27 Nov 2013 archivespeech

A speech in regards to the interim report of the select Committee on St Clair Land Swap.

The Hon. J.M.A. LENSINK (17:00): I move:

That the interim report of the select committee be noted.

This committee is one of the relatively recently established ones, and for that reason we have a bit more evidence to receive, I think, before we are able to provide a full report, so in effect we are tabling an interim report, which will enable us to release all the evidence we have received so far. As I said in one of my speeches calling for the committee, transparency is an important part of this matter, and therefore all the evidence, with the exception of that taken in camera, should be placed on the public record.

At the outset I also extend my thanks to the other members of the committee: the Hon. Kyam Maher, the Hon. Mark Parnell, the Hon. David Ridgway and the Hon. Russell Wortley. More recently we have struggled to get the full membership of the committee present, but that is a reflection of the fact that we are reaching an end of the parliamentary sittings. I also thank our secretary, Anthony Beasley, for his attempts at diarising these things, organising witnesses, and so forth.

To date we have received 10 submissions and heard from 15 witnesses. They have been: Renewal SA, the City of Charles Sturt (both the CEO and separately from the mayor, who was really elected on this issue), and from other counsellors. The chief set of witnesses we have heard from have been local community groups and concerned residents. I will make some remarks in relation to some of the evidence we have received so far.

The origin of the land swap has some history. My observation—and I think the conclusion reached by the Ombudsman—is that this decision, which has caused so much community outrage, was really driven by the 30-Year Plan and the obsession within government of transit-orientated developments.

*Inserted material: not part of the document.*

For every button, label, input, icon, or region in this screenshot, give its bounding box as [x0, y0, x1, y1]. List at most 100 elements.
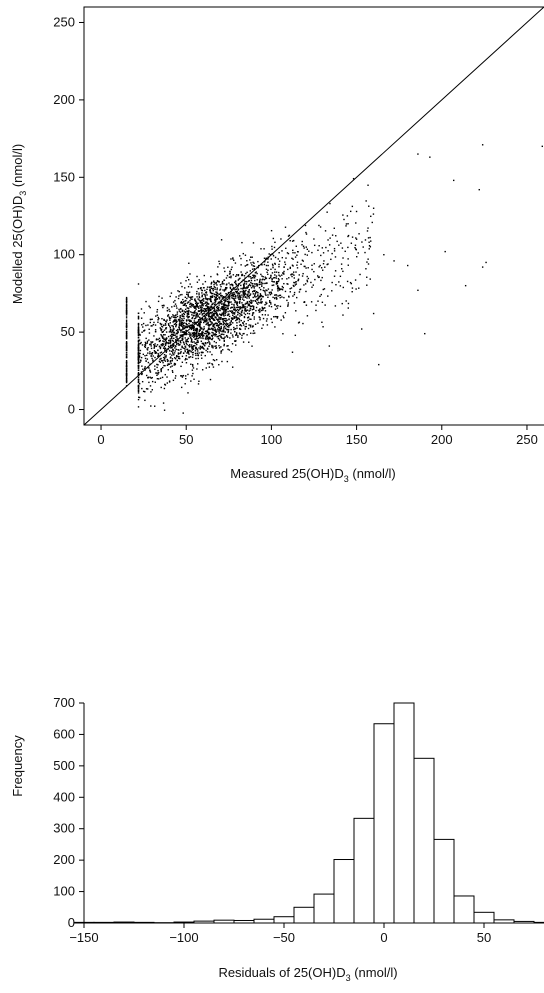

Woodville became the focus of what really was supposed to be the pilot, and the council fell into line with the state government rather than seeing itself as an independent body that needed to take into consideration the wishes of its community.

We have clearly advanced a fair way down the track to the point even where the minister has now signed the DPA. The rail lines electrification has fallen off the agenda, so that initial reason has almost become redundant, yet the proponents, particularly on council, have dug themselves in so far that I think they feel that it would be too much loss of face for them to reverse their position.

The roles, particularly in the initial decision, of the member for Croydon, the member for Cheltenham and the member for Enfield really do not place them in a good light. It really has been a Labor conspiracy that the Labor Party controls that council, so we have ended up with this situation. We may yet receive evidence from the member for Croydon. He has written to the committee, and I quote from his email. He says that allegations have been made against him in some of the submissions:

...that the person must know are false, or in which the person is recklessly indifferent to their truth or falsity, or in which the person's allegation pre-supposes a relationship or communications between us that did not exist at the relevant time or ever. In some cases, it is rather like being stalked by complete strangers or people with whom I have had no communication for years.

He clearly feels he would like to provide evidence and he, of course, has that right, as do all citizens.

It is quite a dysfunctional council and we certainly heard evidence of that. We heard evidence of the council that existed prior to the 2010 elections, which was the subject of the Ombudsman's report. I think the Ombudsman's recommendations and findings are quite limited by the existing provisions in the Local Government Act but, certainly, a number of those recommendations, if you read between the lines, indicate that, had the act been written differently, some of those councillors would have come in for some fairly strong penalties for their behaviour and collusion—certainly, unethical behaviour—and some of it may not have been able to be pinned down.

As a result, there has been not a single action that has taken place against any of them for those things. I note, too, that there was a lot of legal wrangling to try to fend off the Ombudsman from providing a report. There is a lack of trust in the community and on council, and it has really just become a battleground and the situation we are in is really quite sad.